Kinshasa — Le Sénat réuni mercredi au Palais du peuple sous la direction de son président, Léon Kengo wa Dondo, a approuvé moyennant amendements, le rapport de la commission chargée de l'Environnement, ressources naturelles et tourisme et renforcée par les membres d'autres commissions, le rapport sur l'examen de la proposition de loi fixant les principes généraux applicables pour la gestion des hydrocarbures en RDC, ainsi que son exposé des motifs.
Dans son mot d'introduction, le président de la commission, le sénateur Musendu Flore, a souligné que cette loi constitue une innovation dans le secteur congolais des hydrocarbures où l'ancienne loi datant de 1981 concernait à la fois les mines et les hydrocarbures. Selon lui, la RDC est un producteur marginal des hydrocarbures et il faut doter ce pays des atouts juridiques appropriés afin qu'il devienne un grand producteur africain.

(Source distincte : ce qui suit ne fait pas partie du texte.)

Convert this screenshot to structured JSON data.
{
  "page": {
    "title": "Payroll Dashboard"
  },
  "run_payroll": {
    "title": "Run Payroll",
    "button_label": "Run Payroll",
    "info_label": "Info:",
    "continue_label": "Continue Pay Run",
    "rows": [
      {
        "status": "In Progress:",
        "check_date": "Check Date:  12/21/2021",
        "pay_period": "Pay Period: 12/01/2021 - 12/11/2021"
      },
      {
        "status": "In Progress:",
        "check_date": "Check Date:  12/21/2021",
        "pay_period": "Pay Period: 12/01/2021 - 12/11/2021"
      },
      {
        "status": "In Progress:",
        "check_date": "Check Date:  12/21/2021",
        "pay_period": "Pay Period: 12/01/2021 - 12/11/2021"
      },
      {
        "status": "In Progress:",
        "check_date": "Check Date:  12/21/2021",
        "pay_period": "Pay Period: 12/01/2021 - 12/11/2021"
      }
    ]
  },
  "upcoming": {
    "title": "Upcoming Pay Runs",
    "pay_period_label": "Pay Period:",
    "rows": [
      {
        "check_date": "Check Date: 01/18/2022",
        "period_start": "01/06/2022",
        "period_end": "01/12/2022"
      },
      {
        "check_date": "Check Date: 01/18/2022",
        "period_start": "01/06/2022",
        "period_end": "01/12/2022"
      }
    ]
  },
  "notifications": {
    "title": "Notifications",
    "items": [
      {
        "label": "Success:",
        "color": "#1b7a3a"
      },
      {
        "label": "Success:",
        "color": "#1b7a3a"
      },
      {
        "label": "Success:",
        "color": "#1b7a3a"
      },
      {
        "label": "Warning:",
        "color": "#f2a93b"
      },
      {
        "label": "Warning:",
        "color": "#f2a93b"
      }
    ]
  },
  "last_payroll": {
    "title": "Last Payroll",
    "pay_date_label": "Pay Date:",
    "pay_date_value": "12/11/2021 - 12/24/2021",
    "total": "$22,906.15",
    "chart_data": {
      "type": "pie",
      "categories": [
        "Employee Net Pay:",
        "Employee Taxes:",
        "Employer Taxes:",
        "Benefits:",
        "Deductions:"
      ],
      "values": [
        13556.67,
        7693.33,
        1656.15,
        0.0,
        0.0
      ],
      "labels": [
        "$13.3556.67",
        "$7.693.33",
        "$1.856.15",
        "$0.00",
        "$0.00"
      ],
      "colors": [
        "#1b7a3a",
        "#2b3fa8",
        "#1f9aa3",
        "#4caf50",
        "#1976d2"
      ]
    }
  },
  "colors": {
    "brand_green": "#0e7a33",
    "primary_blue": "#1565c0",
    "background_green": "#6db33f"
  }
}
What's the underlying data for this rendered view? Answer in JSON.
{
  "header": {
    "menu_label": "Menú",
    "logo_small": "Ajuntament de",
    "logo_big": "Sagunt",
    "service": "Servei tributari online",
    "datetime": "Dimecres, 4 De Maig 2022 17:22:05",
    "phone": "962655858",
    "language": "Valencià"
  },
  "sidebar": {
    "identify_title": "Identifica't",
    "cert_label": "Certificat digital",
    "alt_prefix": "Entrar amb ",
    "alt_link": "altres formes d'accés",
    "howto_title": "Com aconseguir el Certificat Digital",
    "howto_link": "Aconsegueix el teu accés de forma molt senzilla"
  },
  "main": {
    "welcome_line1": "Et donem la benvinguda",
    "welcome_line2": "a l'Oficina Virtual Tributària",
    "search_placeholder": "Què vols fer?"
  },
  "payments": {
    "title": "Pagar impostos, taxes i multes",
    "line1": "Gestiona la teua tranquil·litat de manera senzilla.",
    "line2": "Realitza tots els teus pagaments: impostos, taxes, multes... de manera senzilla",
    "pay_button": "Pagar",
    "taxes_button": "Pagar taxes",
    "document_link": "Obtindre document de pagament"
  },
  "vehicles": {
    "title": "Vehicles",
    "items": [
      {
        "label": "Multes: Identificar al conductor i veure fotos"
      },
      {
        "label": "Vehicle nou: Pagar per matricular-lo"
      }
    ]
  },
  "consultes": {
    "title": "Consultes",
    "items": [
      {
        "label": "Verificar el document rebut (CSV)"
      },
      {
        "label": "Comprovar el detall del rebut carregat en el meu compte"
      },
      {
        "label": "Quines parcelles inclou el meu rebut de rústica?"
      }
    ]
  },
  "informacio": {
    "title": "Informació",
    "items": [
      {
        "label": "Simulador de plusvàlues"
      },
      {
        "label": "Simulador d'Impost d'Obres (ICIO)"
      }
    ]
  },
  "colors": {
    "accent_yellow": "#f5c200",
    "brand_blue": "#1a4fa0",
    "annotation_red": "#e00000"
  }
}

LES PREOCCUPATIONS DES SENATEURS
Après la lecture du rapport dont la commission a ramené de 214 à 141 le nombre d'articles, le président du Sénat a ouvert le débat au cours duquel quelques sénateurs ont pu exprimer leurs préoccupations. Le sénateur Bo-Boliko Lokonga a exprimé son indignation de constater que le gouvernement n'ait pas pu donner son point de vue sur cette loi. Il a regretté l'absence du ministre des Hydrocarbures, pourtant invité par la commission pour donner son point de vue, et a proposé que le 1er ministre soit informé de cette situation. Le sénateur Kalamba et grand chef Lulua a fait remarquer que le texte de la commission présente deux monnaies différentes à savoir, le dollars et le Franc congolais alors que la Constitution ne reconnaît que le franc comme unique monnaie nationale.
Il a proposé aussi que les privés soient associés et impliqués dans le secteur des hydrocarbures. Pour sa part, le sénateur Henri-Thomas Lokondo a évoqué plusieurs points entre autres, le choix à opérer sur l'intitulée de la loi entre les termes "code" et "loi". Il a proposé que l'on définisse avant tout le terme principal hydrocarbure avant tous les autres. Il a fait remarquer que les étapes liées à l'amont pétrolier (reconnaissance, exploration, et exploitation) ressortent clairement, tandis que les activités de l'aval pétrolier (raffinage, traitement, transformation, etc.) n'apparaissent pas distinctement.
Il en est arrivé à l'article 128 relatif à l'institution d'un Fonds pour les générations futures, estimant que « c'est une notion néocoloniale créée par des institutions financières internationales qui tiennent coûte que coûte à contrôler les ressources des pays faibles » Tout est question d'une bonne affectation, a-t-il ajouté. Parmi les innovations introduites par cette proposition de loi, il y a notamment l'affirmation du rôle de l'Etat propriétaire du sol et du sous-sol sur les hydrocarbures et l'obligation qui lui est faite de s'investir dans la recherche géologique évaluant ses richesses. Il y a aussi l'appropriation par l'Etat de toutes les données scientifiques issues des activités d'hydrocarbures, etc.